Ce qu’on remarque d’abord, c’est ce qui manque, ostensiblement: une exposition sans titre, sans communiqué de presse, sans cartel explicatif, où s’égrènent sans logique apparente des œuvres aux formes incertaines. C’est donc à la fois affranchi de tout bavardage et privé de repères que l’on déambule dans l’espace élargi de la galerie, parcours erratique qui voudrait dégager un sens, du moins des résonnances, une combinaison possible au sein de cet ensemble hétéroclite de vidéos, de photographies, de dessins à peine individualisés.
Ici l’exposition se renie comme media entre l’objet et le spectateur; elle délaisse du moins son rôle principal, celui de machine à communiquer: les mots ne viendront pas parasiter les choses.

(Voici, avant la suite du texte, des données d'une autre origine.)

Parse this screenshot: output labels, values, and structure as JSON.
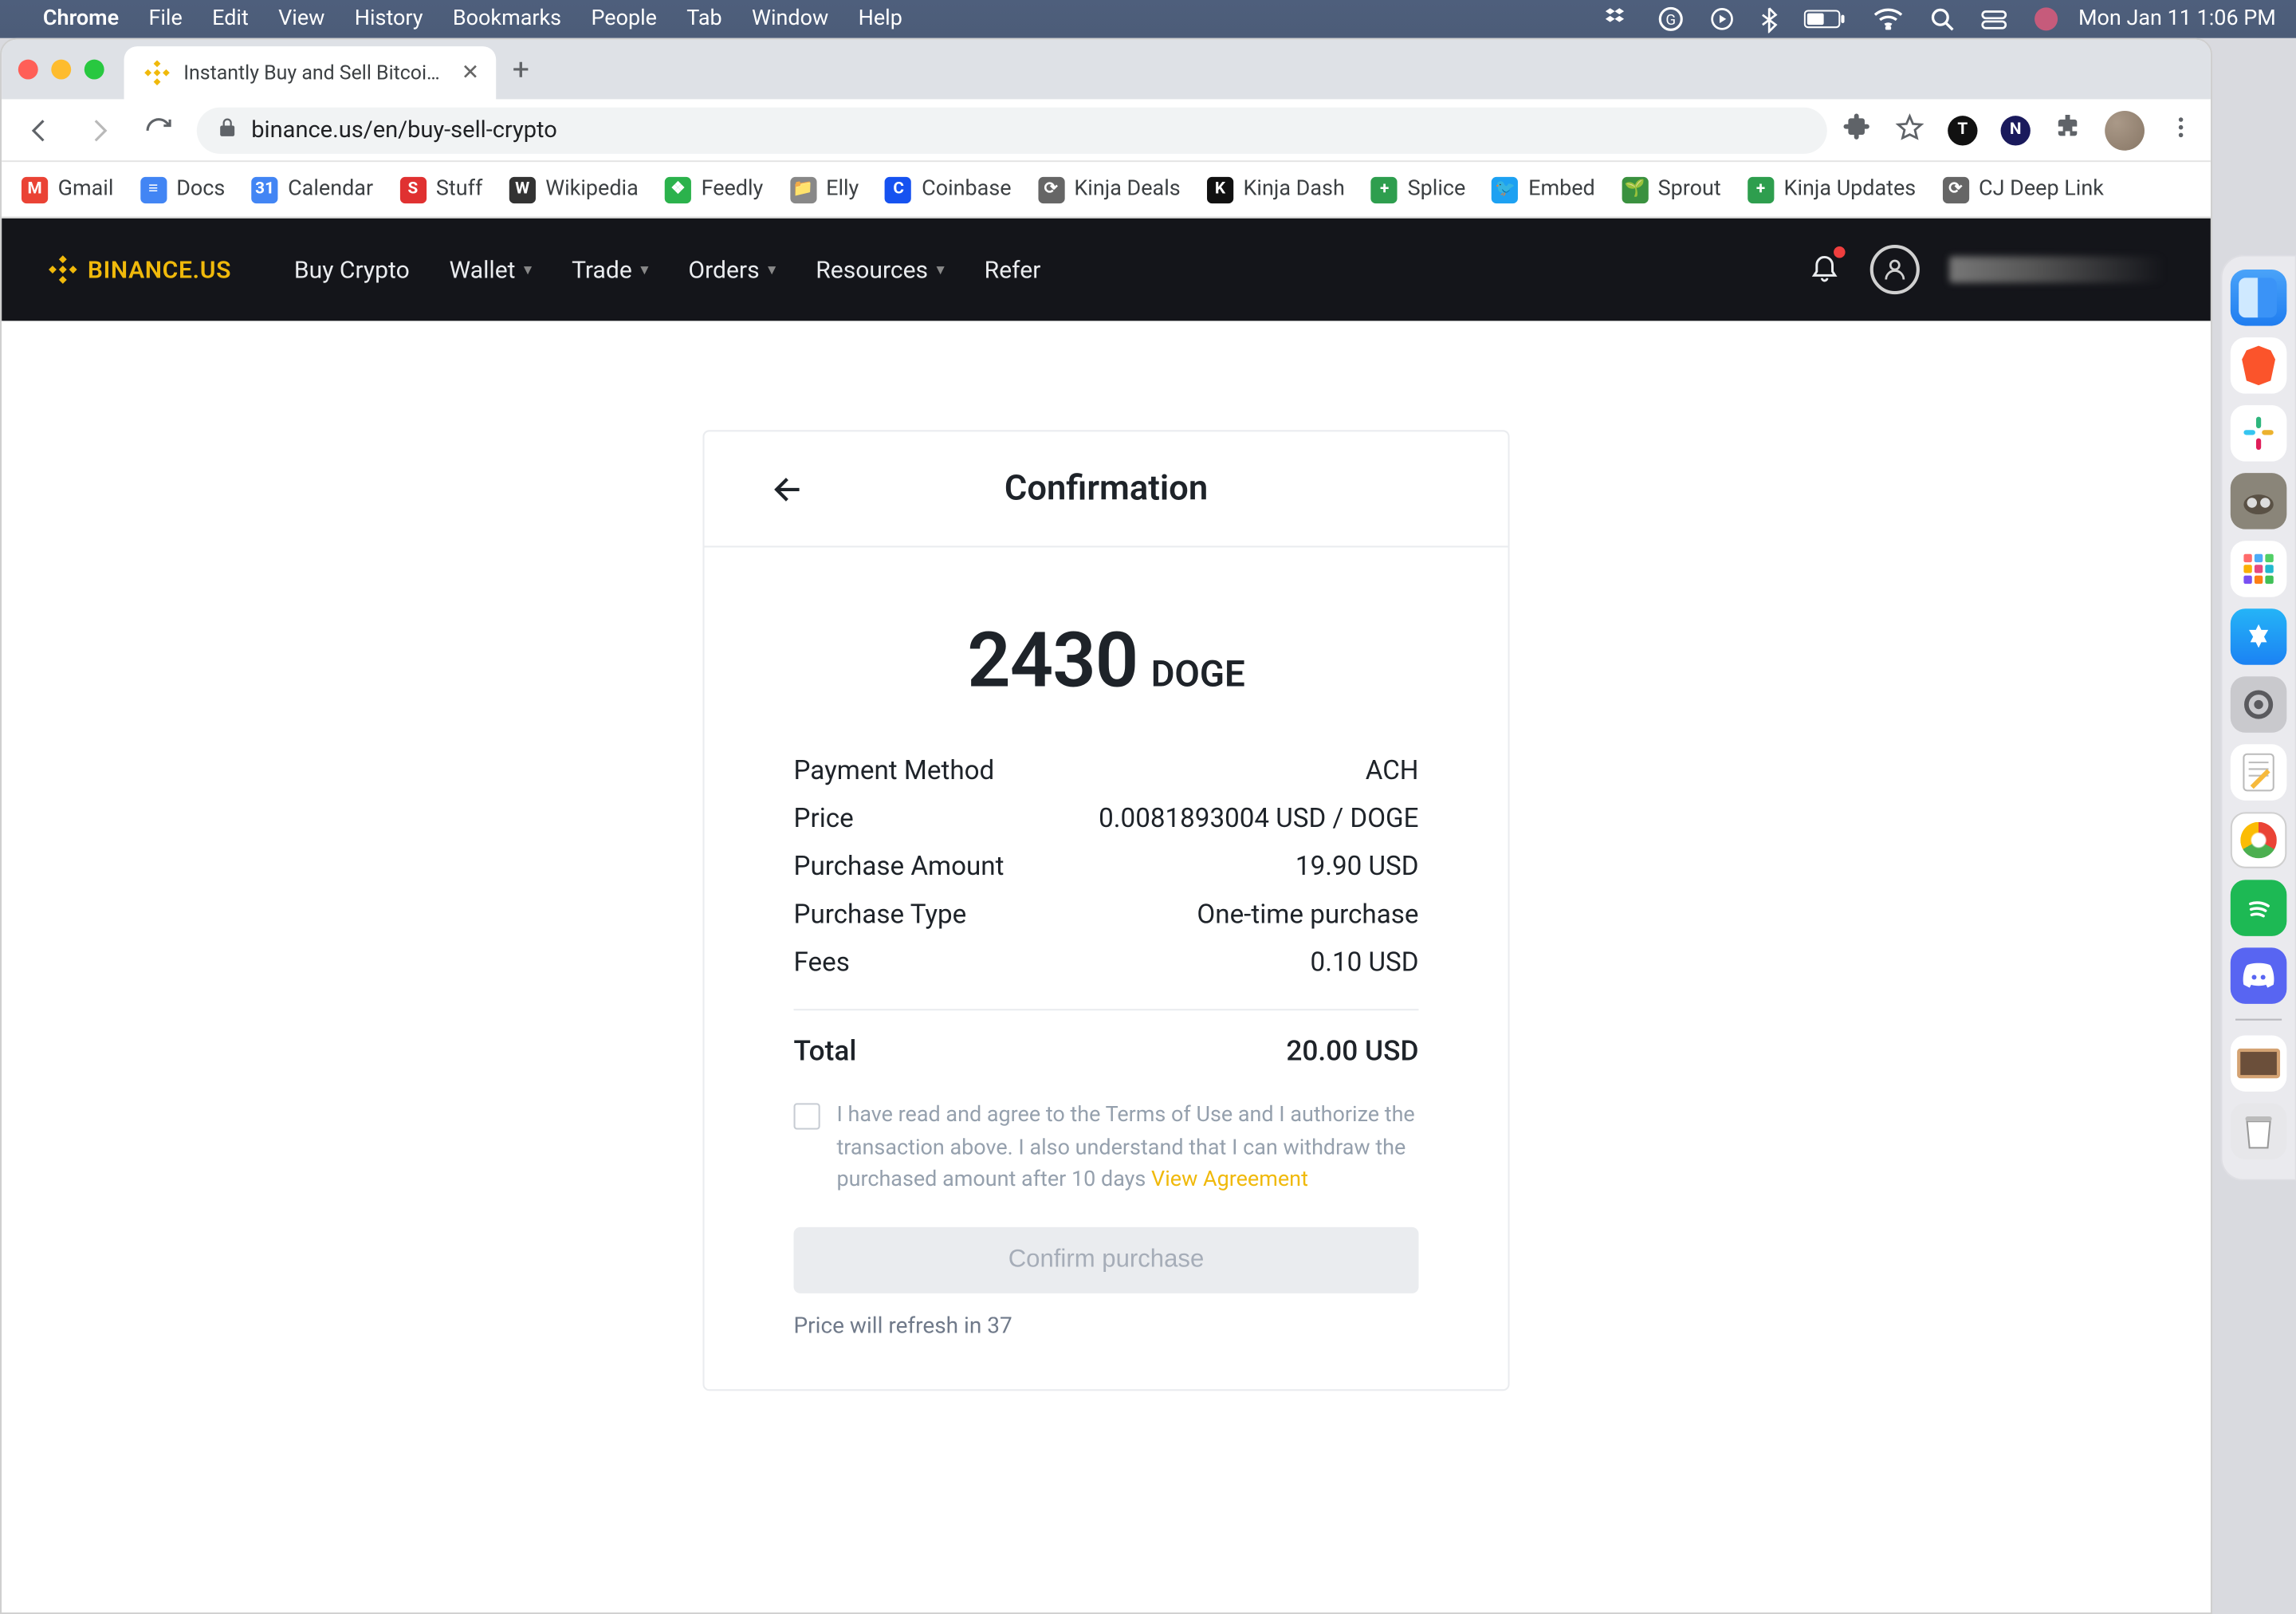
{
  "mac_menu": {
    "app": "Chrome",
    "items": [
      "File",
      "Edit",
      "View",
      "History",
      "Bookmarks",
      "People",
      "Tab",
      "Window",
      "Help"
    ],
    "clock": "Mon Jan 11  1:06 PM"
  },
  "browser": {
    "tab_title": "Instantly Buy and Sell Bitcoin, E",
    "url": "binance.us/en/buy-sell-crypto",
    "badge_letters": [
      "T",
      "N"
    ]
  },
  "bookmarks": [
    {
      "label": "Gmail",
      "color": "#ea4335",
      "glyph": "M"
    },
    {
      "label": "Docs",
      "color": "#4285f4",
      "glyph": "≡"
    },
    {
      "label": "Calendar",
      "color": "#4285f4",
      "glyph": "31"
    },
    {
      "label": "Stuff",
      "color": "#e03131",
      "glyph": "S"
    },
    {
      "label": "Wikipedia",
      "color": "#333",
      "glyph": "W"
    },
    {
      "label": "Feedly",
      "color": "#2bb24c",
      "glyph": "❖"
    },
    {
      "label": "Elly",
      "color": "#888",
      "glyph": "📁"
    },
    {
      "label": "Coinbase",
      "color": "#1652f0",
      "glyph": "C"
    },
    {
      "label": "Kinja Deals",
      "color": "#666",
      "glyph": "⟳"
    },
    {
      "label": "Kinja Dash",
      "color": "#111",
      "glyph": "K"
    },
    {
      "label": "Splice",
      "color": "#2e9e4e",
      "glyph": "+"
    },
    {
      "label": "Embed",
      "color": "#1da1f2",
      "glyph": "🐦"
    },
    {
      "label": "Sprout",
      "color": "#3a913f",
      "glyph": "🌱"
    },
    {
      "label": "Kinja Updates",
      "color": "#2e9e4e",
      "glyph": "+"
    },
    {
      "label": "CJ Deep Link",
      "color": "#666",
      "glyph": "⟳"
    }
  ],
  "topnav": {
    "brand": "BINANCE.US",
    "links": [
      {
        "label": "Buy Crypto",
        "caret": false
      },
      {
        "label": "Wallet",
        "caret": true
      },
      {
        "label": "Trade",
        "caret": true
      },
      {
        "label": "Orders",
        "caret": true
      },
      {
        "label": "Resources",
        "caret": true
      },
      {
        "label": "Refer",
        "caret": false
      }
    ]
  },
  "card": {
    "title": "Confirmation",
    "amount": "2430",
    "symbol": "DOGE",
    "rows": [
      {
        "k": "Payment Method",
        "v": "ACH"
      },
      {
        "k": "Price",
        "v": "0.0081893004 USD / DOGE"
      },
      {
        "k": "Purchase Amount",
        "v": "19.90 USD"
      },
      {
        "k": "Purchase Type",
        "v": "One-time purchase"
      },
      {
        "k": "Fees",
        "v": "0.10 USD"
      }
    ],
    "total_k": "Total",
    "total_v": "20.00 USD",
    "agree_text": "I have read and agree to the Terms of Use and I authorize the transaction above. I also understand that I can withdraw the purchased amount after 10 days ",
    "agree_link": "View Agreement",
    "confirm_label": "Confirm purchase",
    "refresh_prefix": "Price will refresh in ",
    "refresh_seconds": "37"
  }
}
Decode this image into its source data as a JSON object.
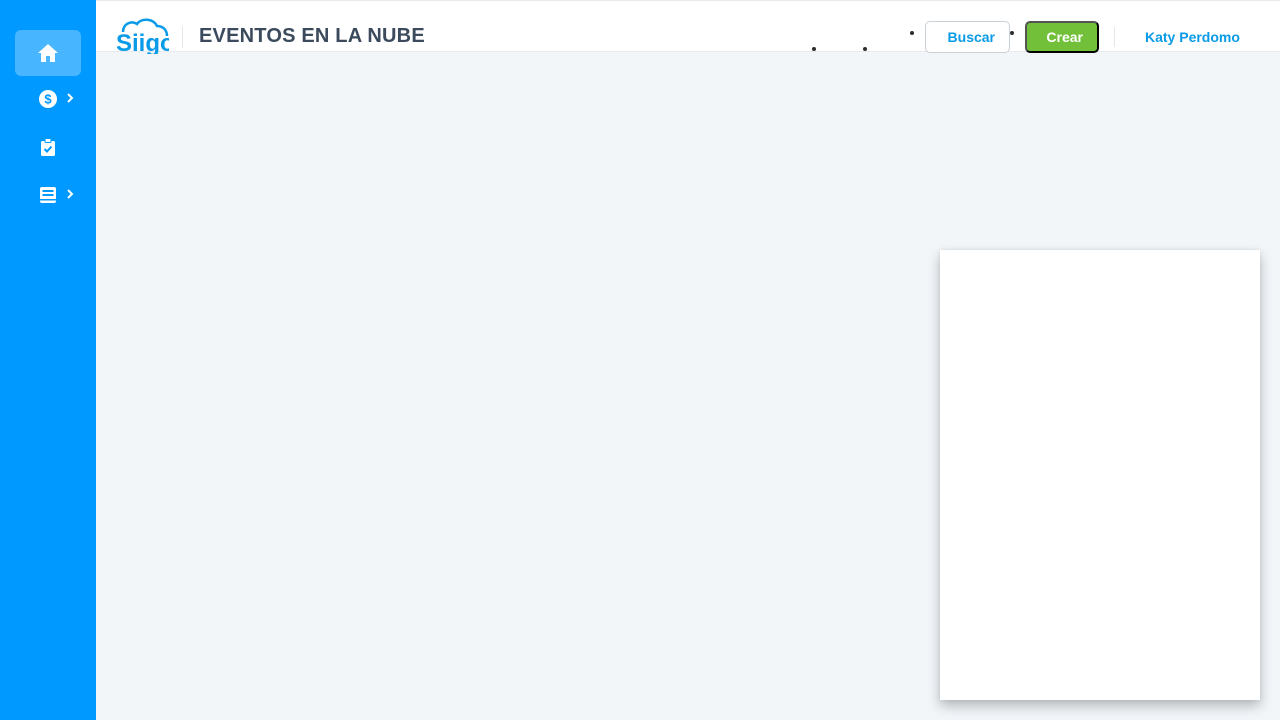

Créer des «vacuoles de non communication» (Deleuze), l’acte est politique à n’en pas douter. En outre, en évacuant de l’espace de l’exposition les effets de mise en scène, Trisha Donnelly réplique de manière assez réjouissante à une tendance lourde de l’art contemporain, où la figure ambiguë du curateur semble supplanter celle de l’artiste proprement dit et s’arroger ainsi le monopole d’une créativité souvent réduite à un art de la belle vitrine.
Ceci dit, ce parti pris est à double tranchant: un refus aussi explicite des signes habituels de l’exposition focalise paradoxalement l’attention sur ce dispositif même d’exposition, de sorte que l’on reste perplexe devant un choix dont on ne sait pas très bien s’il dénonce ou s’il extrémise les dérives de l’art contemporain.
A l’égard de la théorie, la radicalité de Trisha Donnelly est moins tabula rasa que mise en évidence d’impasses conceptuelles.
Dans les faits, la suppression de ces conventions tacites ne nous ramène pas en tout cas à la pureté idéale d’une exposition où les objets seraient simplement… exposés. Un coup d’œil suffit pour comprendre que le corpus d’œuvres présenté ne bénéficie pas vraiment de la disparition de tout élément contextuel: ce n’est pas une mise en valeur.
Sans formes mais pourtant pas informes, pas plus abstraits que figuratifs, à la fois immatériels et triviaux, ces objets trop anodins pour être étranges échappent aux catégories de l’histoire de l’art. De même pour les considérations techniques: le traitement minimal et non spécifique du médium abolit ses qualités propres, ajoutant ainsi à l’indétermination.
Le dessin perd ses contours, la photographie se trouble, et la vidéo projette moins des images que d’abstraites taches colorées. Un symbole peut-être: un montage vidéo où une sculpture de chérubin se voit progressivement couverte de plages lumineuses sans couleur ni consistance, comme si l’indistinction gagnait peu à peu ce que l’art a de plus conventionnel.
Ce n’est pas abscons, c’est atone. En débarrassant son travail des marques distinctives de l’Art, Trisha Donnelly donne à voir une série de signes indéchiffrables: sans contexte, pas d’identité. Ses œuvres ne produisent aucun effet, sinon peut-être une suspension du temps inhabituelle, comme si l’on butait sur une création tout juste embryonnaire, au devenir figé.
Pas de flamboyance ici, pas de spectacle, ni de démonstration: l’art est un avorton. Le spectateur plisse les yeux et fronce les sourcils, il a beau faire, rien n’advient; l’objet reste au stade de la chose.
Que subsiste-t-il alors ? Un art sans qualités, en deçà des mots, au-delà des images. D’où un sentiment final équivoque: la radicalité de Trisha Donnelly débouche sur un art si ténu, à l’équilibre si précaire, qu’elle ne saurait tenir lieu de modèle; ce n’est pas une proposition, c’est un point limite.